Murat Bakaç, Peygamberimizin (s) hayatından örneklerle çocuk eğitimi ve gençlere nasıl yaklaşmak gerektiği üzerine tespitlerde bulunuyor.
Mustafa Siel, Kamer Suresi tefsiri bağlamında mucizelerin peygamberlere hangi amaçla verildiğini yorumluyor.
Ömer Bitlis, WhatsApp grubu olarak başlayıp yoğun yardım faaliyetleriyle dikkat çeken ve “İstanbul Ensarları” adıyla oluşan grubun çalışmaları hakkında dergi okuyucusunu bilgilendiriyor.
Kültür-sanat ve edebiyat sayfalarında Murat Aydoğdu, Halil İncekara ve Ali Değirmenci’nin denemeleri; Bünyamin Doğruer ve Gülnur Aşcı Yetkin’in de şiirleri dergideki yerini alıyor.

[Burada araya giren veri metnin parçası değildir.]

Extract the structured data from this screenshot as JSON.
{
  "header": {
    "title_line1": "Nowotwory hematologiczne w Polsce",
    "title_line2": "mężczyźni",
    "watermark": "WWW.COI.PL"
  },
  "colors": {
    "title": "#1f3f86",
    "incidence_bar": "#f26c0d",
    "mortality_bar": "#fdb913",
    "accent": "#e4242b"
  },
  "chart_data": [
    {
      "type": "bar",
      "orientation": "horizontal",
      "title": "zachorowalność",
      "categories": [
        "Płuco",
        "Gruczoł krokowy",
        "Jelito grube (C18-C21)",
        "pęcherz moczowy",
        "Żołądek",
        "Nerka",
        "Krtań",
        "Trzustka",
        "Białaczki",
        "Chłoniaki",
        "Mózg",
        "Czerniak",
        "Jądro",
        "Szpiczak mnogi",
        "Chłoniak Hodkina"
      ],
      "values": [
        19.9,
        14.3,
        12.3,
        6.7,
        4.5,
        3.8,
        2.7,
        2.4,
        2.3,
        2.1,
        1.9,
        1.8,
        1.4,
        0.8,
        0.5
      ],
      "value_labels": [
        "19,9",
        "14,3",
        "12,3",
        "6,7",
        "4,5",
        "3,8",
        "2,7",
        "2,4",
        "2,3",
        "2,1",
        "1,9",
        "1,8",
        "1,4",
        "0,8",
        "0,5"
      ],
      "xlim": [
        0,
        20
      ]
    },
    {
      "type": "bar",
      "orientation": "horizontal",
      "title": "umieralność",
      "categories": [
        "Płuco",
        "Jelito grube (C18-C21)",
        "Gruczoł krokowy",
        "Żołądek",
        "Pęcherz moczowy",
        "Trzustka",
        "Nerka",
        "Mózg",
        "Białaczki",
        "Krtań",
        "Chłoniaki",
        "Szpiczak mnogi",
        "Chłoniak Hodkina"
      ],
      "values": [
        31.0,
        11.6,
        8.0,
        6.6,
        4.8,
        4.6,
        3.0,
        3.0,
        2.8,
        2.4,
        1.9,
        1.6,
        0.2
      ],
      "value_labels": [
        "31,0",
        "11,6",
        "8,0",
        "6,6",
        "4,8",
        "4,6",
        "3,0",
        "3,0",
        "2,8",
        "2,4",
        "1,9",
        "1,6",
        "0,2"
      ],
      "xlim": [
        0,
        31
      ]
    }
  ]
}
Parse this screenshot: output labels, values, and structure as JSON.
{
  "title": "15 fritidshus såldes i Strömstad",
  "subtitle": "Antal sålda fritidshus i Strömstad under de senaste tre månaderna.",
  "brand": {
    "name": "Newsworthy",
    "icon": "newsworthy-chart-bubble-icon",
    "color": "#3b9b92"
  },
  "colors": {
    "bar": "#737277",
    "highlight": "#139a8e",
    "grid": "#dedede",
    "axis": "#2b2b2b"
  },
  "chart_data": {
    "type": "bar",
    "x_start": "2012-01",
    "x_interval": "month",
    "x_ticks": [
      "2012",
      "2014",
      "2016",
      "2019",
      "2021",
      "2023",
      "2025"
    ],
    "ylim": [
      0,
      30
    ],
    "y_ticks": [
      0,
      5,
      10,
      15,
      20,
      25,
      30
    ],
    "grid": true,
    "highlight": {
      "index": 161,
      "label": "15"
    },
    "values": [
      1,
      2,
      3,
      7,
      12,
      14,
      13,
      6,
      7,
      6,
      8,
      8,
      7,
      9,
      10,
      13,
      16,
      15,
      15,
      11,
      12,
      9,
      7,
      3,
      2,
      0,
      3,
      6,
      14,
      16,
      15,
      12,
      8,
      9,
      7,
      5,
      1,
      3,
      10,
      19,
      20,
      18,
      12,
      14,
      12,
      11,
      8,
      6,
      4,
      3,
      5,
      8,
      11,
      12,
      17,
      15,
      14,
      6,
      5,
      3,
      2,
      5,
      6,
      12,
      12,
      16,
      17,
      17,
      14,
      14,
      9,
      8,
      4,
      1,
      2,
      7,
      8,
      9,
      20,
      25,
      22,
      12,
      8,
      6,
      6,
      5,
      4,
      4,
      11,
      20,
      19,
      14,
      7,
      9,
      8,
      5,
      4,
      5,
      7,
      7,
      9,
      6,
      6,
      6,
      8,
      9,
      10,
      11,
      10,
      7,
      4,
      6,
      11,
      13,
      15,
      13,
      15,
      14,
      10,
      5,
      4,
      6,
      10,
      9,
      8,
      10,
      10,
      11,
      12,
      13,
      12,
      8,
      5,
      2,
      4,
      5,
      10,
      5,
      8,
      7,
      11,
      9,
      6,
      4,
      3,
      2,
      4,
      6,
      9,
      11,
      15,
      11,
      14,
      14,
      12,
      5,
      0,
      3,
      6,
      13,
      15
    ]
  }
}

UMRAN: ALACAKARANLIĞIN GÜNDEMİ
Umran dergisinin Ağustos 2015 sayısının tanıtım bülteni şöyle;
7 Haziran 2015 genel seçimlerinin ardından Türkiye’nin sonuçları öngörülemeyecek alacakaranlık bir gündeme doğru hızla ilerlediğini söyleyebiliriz. Mesele sadece koalisyon görüşmelerinin nasıl neticeleneceğinin ötesine geçmiş bulunmaktadır. İç ve dış politikanın ayrılamayacak derecede Türkiye’nin iç güvenliğini ve toplumsal kesimlerini doğrudan etkilemesi milliyetçilikler başta olmak üzere toplumsal fay hatlarını yeniden hareketlendirmiş durumdadır. Bu çerçeveden “Suruç’ta canlı bomba niye patlatıldı?” sorusu üzerinde durmak daha yararlı olabilir. Olay sıcaklığını korurken, Kilis’te meydana gelen saldırı ve Türkiye’nin koalisyon güçlerine dâhil olması, tampon bölge oluşturma teklifinin kabul görmesi meseleyi daha da karmaşık hale getirdi. Dış politika ve uluslar arası ilişkiler boyutunu bir yana bırakırsak şunları söyleyebiliriz:
Taksim kadife darbe sürecini tertipleyen “şer ekseni”nin, hoşnutsuzlar cephesini sürekli olarak genişletme stratejisini göz önüne aldığımızda, siyasi iktidarların hamlelerine karşı hamle yapmak üzere daha önceden bazı taktikler ön görülmektedir. Siyasî iktidarların ön görülemeyen taktiklerine karşı da, kısa bir zaman içerisinde hazırlık yapılmakta, farklı taşeron yapılar devreye sokulmaktadır. Bu nedenle Kürt seçmenini AKP’ye karşı daha da tepkili hale getirip HDP’de saflarını sıklaştırmak amacıyla 11 Mayıs 2013 Reyhanlı, Kobani, 5 Haziran 2015 Diyarbakır provokasyonuna benzer bir provokasyon Suruç’ta devreye sokmuş olabilir. 32 kişinin ölmesine, yüzlerce kişinin yaralanmasına sebebiyet veren Suruç provokasyonu IŞİD’e fatura edilmiştir. Irak-Suriye hattında ve özellikle Kobani’de olan olaylardan dolayı IŞİD’e tepkisi olan Kürt halkının, bu olayla beraber tepkisi çok daha fazla artmıştır. Bu olay öteden beri sürekli bir biçimde defansif konuma mahkum edilen İslâmî hassasiyet sahiplerini daha da zor durumda bırakmıştır. Haberlerin ağında, bir taraftan İslâm terörizmin kaynağı gibi gösterilirken diğer taraftan “Gerçek İslâm’ın” terörle ilişkilendirilemeyeceği, İslâm’ın özünde barışçı, hatta hümanist bir din olduğuna yönelik söylemler ısrarla dillendirilmektedir. Müslümanlar da bu bağlam içerisinde, büyük bir telaşla İslâm’ın terör ile ilişkisinin olmadığına yönelik savunular dillendirirken, reaktif bir tutuma, tanımlayıcıların tanımlamalarına vaziyet alışa mahkûm edildiklerini fark etme fırsatı dahi elde edememektedirler. Bu konumlanış, aslında Müslümanların reaktif konumda tutulmalarının politik bir yoludur. Belirlenmişliğin dışında tavır alışı engellemenin yolları ve argümanları oldukça etkin bir biçimde kullanılmaktadır.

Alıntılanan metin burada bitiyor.